More than 55, 000 Ontarians have voted to support public health care and stop private clinics. The poll, released Monday, April 7, was conducted over two and a half weeks by the Ontario Health Coalition (OHC) and comes on the heels of a press conference where researchers, including U of T students, identified what they think are critical issues with private health clinics in the province.
In a report to the provincial government, the OHC claimed that many private clinics were billing extra user fees to patients for procedures not medically necessary and thus not covered by OHIP. These findings come in light of the Ontario government’s August 2013 decision to cut certain clinical services from public hospitals and contract them to private clinics. These services include MRIs and CT scans, cataract surgery, as well as endoscopy and colonoscopy surgeries.
The press conference, held on Monday, March 27, featured three of the six student researchers who conducted the study, along with the OHC’s executive director, Natalie Mehra. Ryerson University nursing student Michelle O’Shaughnessy joined University of Toronto global health policy students Ruhi Kiflen and Chelsea Konya at the press conference. In the course of the study student researchers called the 133 private clinics that provide the specific services the government will be shifting over to the private sector. By speaking to these clinics directly about pricing, they found that the vast majority of them used mark-ups, unnecessary add-ons and illegitimate administrative costs that should already be covered by OHIP. Mehra noted that touting “medically unnecessary” treatments as superior was commonplace amongst staff and physicians at these clinics.
Speaking at the conference, Mehra said, “the charging of extra fees is a real danger to single tier medicare in Canada.” She claimed that many of these practices were an explicit violation of the Canada Health Act. She questioned the decision of the government to outsource key medical services. “I don’t understand why you would transfer away from public facilities, which have a whole regime of quality care regulation, to the private realm which has long been suspect for providing sub-standard levels of healthcare” Mehra said.

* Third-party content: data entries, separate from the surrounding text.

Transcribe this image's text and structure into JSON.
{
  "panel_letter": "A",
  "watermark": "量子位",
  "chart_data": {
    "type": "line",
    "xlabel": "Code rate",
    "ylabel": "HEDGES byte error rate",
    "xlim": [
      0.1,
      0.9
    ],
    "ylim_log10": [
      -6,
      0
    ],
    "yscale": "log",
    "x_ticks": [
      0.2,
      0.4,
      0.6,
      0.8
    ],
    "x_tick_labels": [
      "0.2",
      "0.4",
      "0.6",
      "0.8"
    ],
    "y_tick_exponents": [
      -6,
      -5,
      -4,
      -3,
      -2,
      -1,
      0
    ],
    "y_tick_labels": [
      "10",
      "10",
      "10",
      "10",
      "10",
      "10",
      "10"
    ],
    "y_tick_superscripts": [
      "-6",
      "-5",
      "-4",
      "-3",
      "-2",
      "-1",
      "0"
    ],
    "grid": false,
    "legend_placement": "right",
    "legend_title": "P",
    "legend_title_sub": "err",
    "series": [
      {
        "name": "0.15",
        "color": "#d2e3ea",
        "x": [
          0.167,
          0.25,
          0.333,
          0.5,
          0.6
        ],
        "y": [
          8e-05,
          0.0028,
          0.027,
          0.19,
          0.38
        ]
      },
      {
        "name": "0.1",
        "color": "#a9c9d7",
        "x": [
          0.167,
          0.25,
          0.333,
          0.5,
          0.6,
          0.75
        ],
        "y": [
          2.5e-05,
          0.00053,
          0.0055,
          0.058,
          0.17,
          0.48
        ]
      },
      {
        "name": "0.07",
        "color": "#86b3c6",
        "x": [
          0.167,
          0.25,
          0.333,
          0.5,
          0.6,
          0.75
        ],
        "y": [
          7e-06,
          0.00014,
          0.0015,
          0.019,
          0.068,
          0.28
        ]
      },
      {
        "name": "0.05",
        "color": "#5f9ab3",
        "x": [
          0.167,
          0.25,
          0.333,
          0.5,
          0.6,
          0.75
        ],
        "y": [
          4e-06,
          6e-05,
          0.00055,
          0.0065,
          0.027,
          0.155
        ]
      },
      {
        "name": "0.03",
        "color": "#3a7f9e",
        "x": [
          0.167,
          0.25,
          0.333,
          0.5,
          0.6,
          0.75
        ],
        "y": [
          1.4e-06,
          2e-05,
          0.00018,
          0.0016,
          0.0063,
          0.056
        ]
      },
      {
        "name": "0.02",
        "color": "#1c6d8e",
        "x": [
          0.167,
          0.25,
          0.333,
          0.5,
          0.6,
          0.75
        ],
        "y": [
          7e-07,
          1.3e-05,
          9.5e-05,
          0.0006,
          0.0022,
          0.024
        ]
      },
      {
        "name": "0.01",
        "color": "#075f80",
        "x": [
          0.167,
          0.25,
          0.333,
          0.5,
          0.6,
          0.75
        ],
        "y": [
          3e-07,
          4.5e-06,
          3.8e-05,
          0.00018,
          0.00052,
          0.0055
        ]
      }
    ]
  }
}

The report argued that the most egregious violators of health policy were boutique physician clinics, which Mehra described as clinics advertising fast access to 24-hour physicians, extra tests, as well as some medically necessary treatments. Examples included charging a host of $2,595 a year for ‘membership’ to the clinic, in addition to a marked up colonoscopy price of $745.
Kiflen was shocked with how easy it was to come by such information, despite its legal consequences. “Most clinics are willing to speak to people openly about these practices on the phone.” She cites the example of one eye-clinic where staff charged a referral fee that would ensure a patient faster access to cataract surgery.
When asked why a patient consulting private physicians was a problem, Mehra responded that there was an incentive in private facilities to upsell because it is more lucrative. “If a physician tells you an extra test will be more accurate, despite its medical efficacy being unproven, that’s a violation of medical ethics,” she said. The OHC hopes to work closely with the provincial government, and the minister of health in particular to address their concerns with private health clinics.